DETROIT — The Detroit Pistons overcame a 19-point halftime deficit for the first time in more than 30 years, beating the Memphis Grizzlies 100-93 on Tuesday night to keep their playoff hopes alive entering the final day of the NBA regular season.

The last time Detroit accomplished this feat was March 31, 1989, at Seattle, when the Pistons trailed by 23 points at halftime and won 111-108 on their way to an NBA championship. This Detroit team needed to come back to win just to control its own postseason fate entering Wednesday.

The game turned when Detroit (40-41) sat a hobbled Blake Griffin, who played just 18 minutes, scored five points and struggled to move well around the court before being confined to the bench the entire fourth quarter. Pistons coach Dwane Casey said later Griffin was available to return, but the star forward said after the game, “I wasn’t able to help us [Tuesday] and we’ll just take it day by day and see what happens.”
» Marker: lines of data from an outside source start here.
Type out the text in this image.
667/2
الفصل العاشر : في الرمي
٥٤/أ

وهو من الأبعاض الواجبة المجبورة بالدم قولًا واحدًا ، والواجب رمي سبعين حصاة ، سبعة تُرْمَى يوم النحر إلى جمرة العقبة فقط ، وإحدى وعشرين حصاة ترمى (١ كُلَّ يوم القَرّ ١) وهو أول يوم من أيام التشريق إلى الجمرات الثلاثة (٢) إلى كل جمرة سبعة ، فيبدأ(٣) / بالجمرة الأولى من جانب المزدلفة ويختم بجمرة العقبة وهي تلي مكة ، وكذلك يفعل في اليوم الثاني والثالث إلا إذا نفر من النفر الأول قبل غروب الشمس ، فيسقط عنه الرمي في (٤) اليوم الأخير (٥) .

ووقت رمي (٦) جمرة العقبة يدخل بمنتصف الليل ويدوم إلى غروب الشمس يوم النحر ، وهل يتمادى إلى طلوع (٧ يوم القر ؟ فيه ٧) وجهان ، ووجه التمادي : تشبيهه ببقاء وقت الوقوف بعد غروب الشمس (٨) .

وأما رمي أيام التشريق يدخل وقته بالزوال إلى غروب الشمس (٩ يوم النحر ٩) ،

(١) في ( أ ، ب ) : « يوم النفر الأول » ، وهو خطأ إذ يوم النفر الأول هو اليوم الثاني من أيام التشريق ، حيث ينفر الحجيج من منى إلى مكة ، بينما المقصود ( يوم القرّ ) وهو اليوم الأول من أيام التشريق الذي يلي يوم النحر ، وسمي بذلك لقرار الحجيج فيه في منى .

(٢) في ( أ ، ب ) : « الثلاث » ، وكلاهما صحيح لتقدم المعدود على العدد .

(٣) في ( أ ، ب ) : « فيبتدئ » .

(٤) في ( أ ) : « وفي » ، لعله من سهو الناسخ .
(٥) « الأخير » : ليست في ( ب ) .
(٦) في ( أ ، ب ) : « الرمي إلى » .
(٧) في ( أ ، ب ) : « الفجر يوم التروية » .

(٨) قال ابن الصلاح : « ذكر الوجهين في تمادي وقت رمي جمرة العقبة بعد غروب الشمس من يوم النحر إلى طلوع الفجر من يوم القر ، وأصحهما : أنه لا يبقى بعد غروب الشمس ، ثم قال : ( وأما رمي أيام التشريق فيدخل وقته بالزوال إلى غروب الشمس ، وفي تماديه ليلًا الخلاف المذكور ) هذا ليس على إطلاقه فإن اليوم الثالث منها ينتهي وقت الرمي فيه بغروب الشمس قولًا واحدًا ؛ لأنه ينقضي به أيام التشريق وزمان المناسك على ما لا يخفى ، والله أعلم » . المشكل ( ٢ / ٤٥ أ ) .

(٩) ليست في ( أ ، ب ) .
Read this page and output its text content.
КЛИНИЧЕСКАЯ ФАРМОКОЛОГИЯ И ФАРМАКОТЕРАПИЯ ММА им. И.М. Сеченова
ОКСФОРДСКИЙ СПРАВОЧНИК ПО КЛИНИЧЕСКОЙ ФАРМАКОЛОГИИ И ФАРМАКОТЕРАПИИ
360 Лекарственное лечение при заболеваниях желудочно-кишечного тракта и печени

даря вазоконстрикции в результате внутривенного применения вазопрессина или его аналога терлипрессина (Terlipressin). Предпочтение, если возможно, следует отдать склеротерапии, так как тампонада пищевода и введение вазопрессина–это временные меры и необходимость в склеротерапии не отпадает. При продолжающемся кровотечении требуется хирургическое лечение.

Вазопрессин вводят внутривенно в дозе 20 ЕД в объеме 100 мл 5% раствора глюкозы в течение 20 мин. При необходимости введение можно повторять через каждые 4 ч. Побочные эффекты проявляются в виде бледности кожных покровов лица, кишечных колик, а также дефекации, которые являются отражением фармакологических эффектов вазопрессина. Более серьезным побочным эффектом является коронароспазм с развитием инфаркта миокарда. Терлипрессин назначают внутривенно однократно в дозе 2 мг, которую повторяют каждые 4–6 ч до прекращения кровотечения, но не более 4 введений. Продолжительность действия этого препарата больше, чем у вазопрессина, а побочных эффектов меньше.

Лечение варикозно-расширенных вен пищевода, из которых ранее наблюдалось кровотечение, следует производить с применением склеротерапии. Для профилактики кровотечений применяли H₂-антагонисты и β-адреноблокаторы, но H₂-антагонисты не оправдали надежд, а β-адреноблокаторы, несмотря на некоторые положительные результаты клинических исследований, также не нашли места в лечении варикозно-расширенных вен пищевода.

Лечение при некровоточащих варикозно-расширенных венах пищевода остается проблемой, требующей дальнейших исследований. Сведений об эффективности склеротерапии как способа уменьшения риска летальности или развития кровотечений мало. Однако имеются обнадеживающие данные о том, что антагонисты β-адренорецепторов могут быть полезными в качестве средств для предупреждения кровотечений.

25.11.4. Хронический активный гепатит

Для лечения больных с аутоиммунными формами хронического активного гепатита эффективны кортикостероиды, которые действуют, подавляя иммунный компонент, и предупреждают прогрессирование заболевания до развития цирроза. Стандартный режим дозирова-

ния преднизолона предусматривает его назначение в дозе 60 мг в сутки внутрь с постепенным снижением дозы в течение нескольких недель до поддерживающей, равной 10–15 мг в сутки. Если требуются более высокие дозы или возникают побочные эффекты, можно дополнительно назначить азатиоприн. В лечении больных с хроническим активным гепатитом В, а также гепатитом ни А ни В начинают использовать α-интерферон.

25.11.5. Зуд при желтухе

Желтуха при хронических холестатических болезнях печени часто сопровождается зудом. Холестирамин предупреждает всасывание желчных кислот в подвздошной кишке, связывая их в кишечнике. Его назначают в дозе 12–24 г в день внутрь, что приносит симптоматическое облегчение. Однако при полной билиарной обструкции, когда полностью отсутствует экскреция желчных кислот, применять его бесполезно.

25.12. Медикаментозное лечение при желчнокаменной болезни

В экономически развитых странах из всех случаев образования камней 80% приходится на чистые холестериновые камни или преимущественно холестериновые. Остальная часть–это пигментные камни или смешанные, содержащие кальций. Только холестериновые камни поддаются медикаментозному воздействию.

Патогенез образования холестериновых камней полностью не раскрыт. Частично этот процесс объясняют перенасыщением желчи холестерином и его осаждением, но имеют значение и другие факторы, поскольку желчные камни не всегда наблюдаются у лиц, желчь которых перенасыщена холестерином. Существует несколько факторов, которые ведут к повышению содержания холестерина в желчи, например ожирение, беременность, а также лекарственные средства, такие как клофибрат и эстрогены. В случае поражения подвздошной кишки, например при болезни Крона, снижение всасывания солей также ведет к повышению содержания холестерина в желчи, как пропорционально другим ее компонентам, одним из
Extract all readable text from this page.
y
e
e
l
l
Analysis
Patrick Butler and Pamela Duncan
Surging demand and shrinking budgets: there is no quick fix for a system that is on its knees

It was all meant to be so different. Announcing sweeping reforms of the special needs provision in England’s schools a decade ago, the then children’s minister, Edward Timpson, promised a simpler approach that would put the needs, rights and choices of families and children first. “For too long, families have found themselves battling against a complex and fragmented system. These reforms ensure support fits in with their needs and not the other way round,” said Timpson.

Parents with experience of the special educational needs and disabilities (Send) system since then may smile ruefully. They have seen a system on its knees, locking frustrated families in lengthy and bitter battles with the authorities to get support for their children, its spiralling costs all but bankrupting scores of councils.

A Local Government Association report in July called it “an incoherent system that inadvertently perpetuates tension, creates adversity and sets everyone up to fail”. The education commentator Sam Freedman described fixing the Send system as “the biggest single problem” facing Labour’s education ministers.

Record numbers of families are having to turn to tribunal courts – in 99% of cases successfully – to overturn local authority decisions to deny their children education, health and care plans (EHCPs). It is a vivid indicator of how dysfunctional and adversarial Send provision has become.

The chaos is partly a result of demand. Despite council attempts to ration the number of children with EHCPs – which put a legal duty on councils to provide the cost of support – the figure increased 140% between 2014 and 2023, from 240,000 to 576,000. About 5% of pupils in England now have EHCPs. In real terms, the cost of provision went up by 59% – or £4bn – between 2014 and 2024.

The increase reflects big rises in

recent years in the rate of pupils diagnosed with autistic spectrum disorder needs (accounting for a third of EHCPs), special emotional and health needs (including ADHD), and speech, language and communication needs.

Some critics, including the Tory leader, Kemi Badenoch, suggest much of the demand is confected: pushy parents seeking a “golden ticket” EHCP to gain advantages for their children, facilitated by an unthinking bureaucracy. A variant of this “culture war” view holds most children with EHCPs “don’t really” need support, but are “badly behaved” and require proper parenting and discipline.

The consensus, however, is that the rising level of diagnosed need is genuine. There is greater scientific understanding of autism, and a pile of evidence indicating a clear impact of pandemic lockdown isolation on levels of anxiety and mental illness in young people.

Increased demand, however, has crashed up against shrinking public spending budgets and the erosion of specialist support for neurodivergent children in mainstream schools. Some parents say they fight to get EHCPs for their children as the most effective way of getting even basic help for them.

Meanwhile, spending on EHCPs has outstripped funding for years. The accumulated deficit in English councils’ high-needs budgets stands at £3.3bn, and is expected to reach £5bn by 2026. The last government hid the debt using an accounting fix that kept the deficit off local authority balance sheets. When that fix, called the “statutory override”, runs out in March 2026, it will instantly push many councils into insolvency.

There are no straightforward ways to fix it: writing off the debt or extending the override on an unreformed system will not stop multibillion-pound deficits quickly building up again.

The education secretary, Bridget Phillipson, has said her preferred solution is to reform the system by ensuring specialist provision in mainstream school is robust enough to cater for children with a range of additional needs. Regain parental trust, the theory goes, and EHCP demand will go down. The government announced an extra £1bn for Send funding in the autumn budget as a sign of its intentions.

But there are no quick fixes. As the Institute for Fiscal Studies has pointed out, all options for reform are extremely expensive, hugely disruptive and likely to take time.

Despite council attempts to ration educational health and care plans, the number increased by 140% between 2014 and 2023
He added he wasn’t sure whether he’d be able to play in the regular-season finale at New York.

If the Pistons beat the Knicks on Wednesday, they’ll make the playoffs. They’ll also make the playoffs if they lose and Orlando beats Charlotte. If Charlotte wins and Detroit loses, the Pistons will miss the postseason for the third consecutive year.

To stay in the spot where they can go win-and-in, they needed point guard Ish Smith to tie a season high with 22 points and a 20-point, 17-rebound game from Andre Drummond. And they needed a comeback they hadn’t pulled off for three decades, a time when only five current Pistons were born and Griffin was 2 weeks old.

“Is that right? I didn’t know that,” Casey said. “I just knew that, the first half, you could have won a lot of money off me on that one, but second half I just saw the fire, the intensity, the togetherness, the guys on the floor. The bench was up into it. The crowd came back in and got back into it.

“I just felt that we kept chipping away and chipping away and just that intensity was enough. Our whole motto the second half was score-stop-score and kind of fell into that.”

Detroit had no choice, reaching a level of desperation after a first half that surprised Casey with how poorly his team played. The Pistons shot 31.9 percent from the field, made only 21.1 percent of their 3-pointers and allowed the Grizzlies, who were missing eight players and dressed only 10, to shoot 56.8 percent.

Memphis led by as many as 22 points, leading to multiple rounds of boos from the Little Caesars Arena crowd, as the Grizzlies continually outhustled a Detroit team that appeared to be playing with all the urgency of a midweek, midseason game instead of a game for a playoff berth in mid-April.

“We just weren’t playing hard. There was no scheme or no missed shot that could change that,” Drummond said. “We just had to play hard and the game turned around.”

Smith, who turned in one of his best outings of the season in the do-or-die game, agreed with Drummond.

“Tonight, we played with great desperation in that second half and pulled it out,” Smith said. “So that’s not the ideal way you want to do it but if it results in a win, I’m happy.”